Do we have any quite water?
When the body moves through the water where does the water go. Some goes forward then it goes out, then it comes back and fills the void made by the body.
Once the shoulders pass through the water its starts roaring in to fill the void. We are not built like a boat pointed at the front end and wide at the middle and back end. The arms are our paddles and are not the pointed end of our vessel. Our width is from the head to the stomach where it is narrow again, wide again at the hips and then narrow at the back end. Then what some call the second wave really pours in to fill the void made at the middle and the back end. Now that water is moving towards the front. Now this is where the stroke starts to press on water going in the opposite direction. Firby always talked about this second wave with me we differred on what it was doing and how we could use it to our benifit. The so called second wave is the reason most sprint swimmers kick hard to use the second wave.
I think I like to use the water that is moving in the oppsite direction. This is why I mention the bow wave water. This is not the water that sets up that pretty "V" going out to the sides. I am talking about the water that is moving forward.
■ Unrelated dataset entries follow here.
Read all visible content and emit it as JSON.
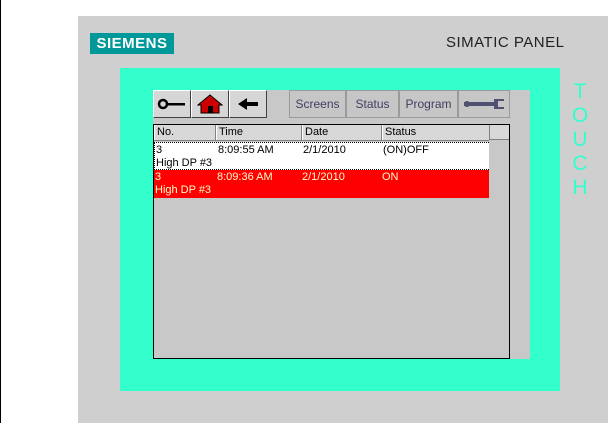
{
  "panel": {
    "brand": "SIEMENS",
    "model": "SIMATIC PANEL",
    "touch_label": "TOUCH"
  },
  "toolbar": {
    "buttons": [
      {
        "icon": "key-icon"
      },
      {
        "icon": "home-icon"
      },
      {
        "icon": "back-arrow-icon"
      },
      {
        "label": "Screens"
      },
      {
        "label": "Status"
      },
      {
        "label": "Program"
      },
      {
        "icon": "wrench-icon"
      }
    ]
  },
  "alarm_table": {
    "columns": [
      "No.",
      "Time",
      "Date",
      "Status"
    ],
    "rows": [
      {
        "no": "3",
        "time": "8:09:55 AM",
        "date": "2/1/2010",
        "status": "(ON)OFF",
        "text": "High DP #3"
      },
      {
        "no": "3",
        "time": "8:09:36 AM",
        "date": "2/1/2010",
        "status": "ON",
        "text": "High DP #3"
      }
    ]
  },
  "colors": {
    "bezel": "#33ffcc",
    "brand_bg": "#009999",
    "active_alarm": "#ff0000",
    "active_alarm_text": "#ffffcc",
    "home_icon": "#cc0000"
  }
}
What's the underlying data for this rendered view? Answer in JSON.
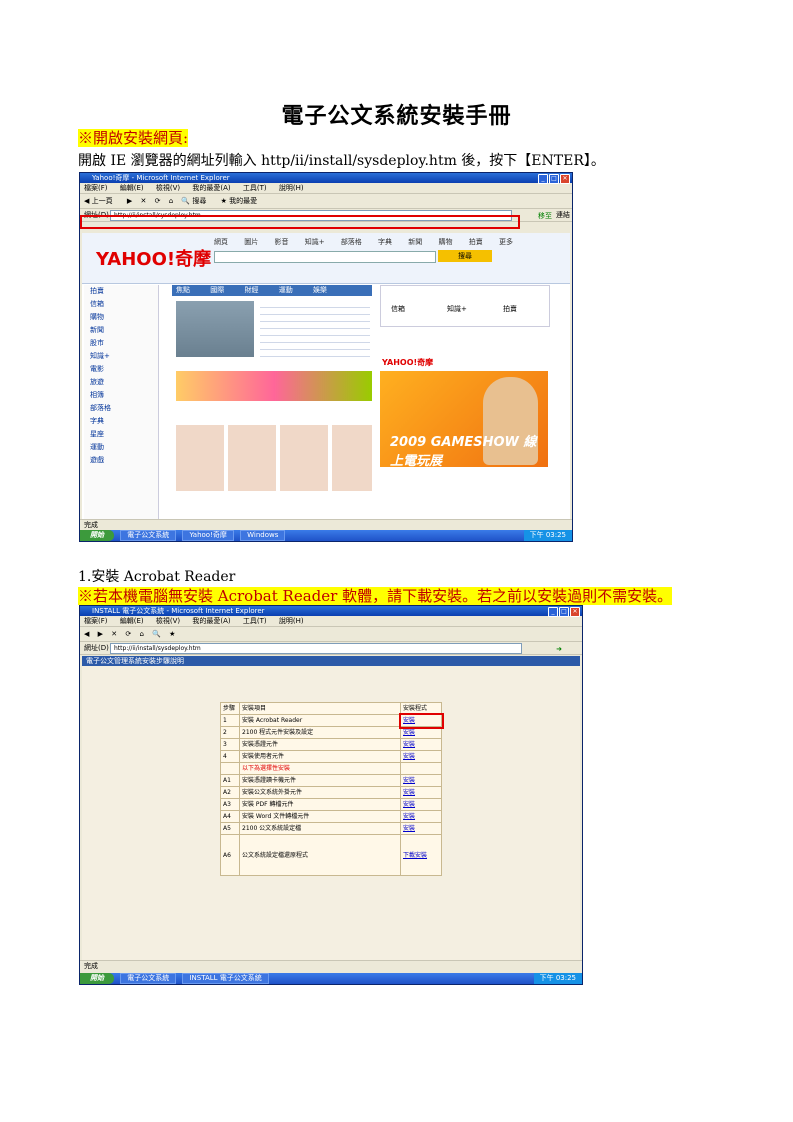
{
  "document": {
    "title": "電子公文系統安裝手冊",
    "note_open_page": "※開啟安裝網頁:",
    "step_open_page": "開啟 IE 瀏覽器的網址列輸入 http/ii/install/sysdeploy.htm 後，按下【ENTER】。",
    "section_1_heading": "1.安裝 Acrobat Reader",
    "note_acrobat": "※若本機電腦無安裝 Acrobat Reader 軟體，請下載安裝。若之前以安裝過則不需安裝。"
  },
  "screenshot1": {
    "window_title": "Yahoo!奇摩 - Microsoft Internet Explorer",
    "menu": [
      "檔案(F)",
      "編輯(E)",
      "檢視(V)",
      "我的最愛(A)",
      "工具(T)",
      "說明(H)"
    ],
    "toolbar": [
      "上一頁",
      "下一頁",
      "搜尋",
      "我的最愛"
    ],
    "address_label": "網址(D)",
    "address_value": "http://ii/install/sysdeploy.htm",
    "go_label": "移至",
    "links_label": "連結",
    "logo": "YAHOO!奇摩",
    "top_tabs": [
      "網頁",
      "圖片",
      "影音",
      "知識+",
      "部落格",
      "字典",
      "新聞",
      "購物",
      "拍賣",
      "更多"
    ],
    "search_button": "搜尋",
    "sidebar": [
      "拍賣",
      "信箱",
      "購物",
      "新聞",
      "股市",
      "知識+",
      "電影",
      "旅遊",
      "相簿",
      "部落格",
      "字典",
      "星座",
      "運動",
      "遊戲"
    ],
    "news_tabs": [
      "焦點",
      "國際",
      "財經",
      "運動",
      "娛樂"
    ],
    "mail_items": [
      "信箱",
      "知識+",
      "拍賣"
    ],
    "ad_text": "2009 GAMESHOW 線上電玩展",
    "ad_logo": "YAHOO!奇摩",
    "status_text": "完成",
    "taskbar_start": "開始",
    "taskbar_tasks": [
      "電子公文系統",
      "Yahoo!奇摩",
      "Windows"
    ],
    "clock": "下午 03:25"
  },
  "screenshot2": {
    "window_title": "INSTALL 電子公文系統 - Microsoft Internet Explorer",
    "menu": [
      "檔案(F)",
      "編輯(E)",
      "檢視(V)",
      "我的最愛(A)",
      "工具(T)",
      "說明(H)"
    ],
    "address_label": "網址(D)",
    "address_value": "http://ii/install/sysdeploy.htm",
    "page_heading": "電子公文管理系統安裝步驟說明",
    "table_header": [
      "步驟",
      "安裝項目",
      "安裝程式"
    ],
    "rows": [
      {
        "step": "1",
        "item": "安裝 Acrobat Reader",
        "action": "安裝"
      },
      {
        "step": "2",
        "item": "2100 程式元件安裝及設定",
        "action": "安裝"
      },
      {
        "step": "3",
        "item": "安裝憑證元件",
        "action": "安裝"
      },
      {
        "step": "4",
        "item": "安裝使用者元件",
        "action": "安裝"
      },
      {
        "step": "",
        "item": "以下為選擇性安裝",
        "action": ""
      },
      {
        "step": "A1",
        "item": "安裝憑證讀卡機元件",
        "action": "安裝"
      },
      {
        "step": "A2",
        "item": "安裝公文系統外掛元件",
        "action": "安裝"
      },
      {
        "step": "A3",
        "item": "安裝 PDF 轉檔元件",
        "action": "安裝"
      },
      {
        "step": "A4",
        "item": "安裝 Word 文件轉檔元件",
        "action": "安裝"
      },
      {
        "step": "A5",
        "item": "2100 公文系統設定檔",
        "action": "安裝"
      },
      {
        "step": "A6",
        "item": "公文系統設定檔還原程式",
        "action": "下載安裝"
      }
    ],
    "status_text": "完成",
    "taskbar_start": "開始",
    "taskbar_tasks": [
      "電子公文系統",
      "INSTALL 電子公文系統"
    ],
    "clock": "下午 03:25"
  }
}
I don't need to listen to biomechanics. I can feel that water.
I don't need to listen to biomechanics. I can feel that water.
I would definitely trade my limited knowledge of hydrodynamics for better feel and kinesthetic awareness.
I only comment on physics when it seems to me that people are explaining swimming things using physics that seem to me not to be valid. I find the physics of swimming to be interesting but probably quite difficult to actually usefully apply to actually swimming.
We can talk physics, hydrodynamics, insertion without bubbles, low pressure , highpressure, etc. But when it comes down to swimming you have to have a true feeling for the water. We are not a boat with one drive force. We have many moving parts and it still is going to be trial and error.
I once read an article about the dolphins and how their skin movement helped them swim. It talked about the ripple effect of the skin. This may be our next great breakthrough. I have read articles about shark skin and it's effects on movement through the water.
The US Navy and there new torpedos that will move through water at the speed of sound.
Still lots to come to make humans faster in the water.
Still it all boils down to F = ma. If you aren't accelerating a mass, you aren't creating force.
Not all forces are the result of the acceleration of a mass. I think you are overlooking viscosity.
If you are pushing, the water is pushing back with an exact equal force.
Even working just with F=ma, any water you have accelerated is in turn running into further water that has not yet been accelerated.
As I said, drag your arm through the water at a constant speed, this will require force even if your arm is not accelerating.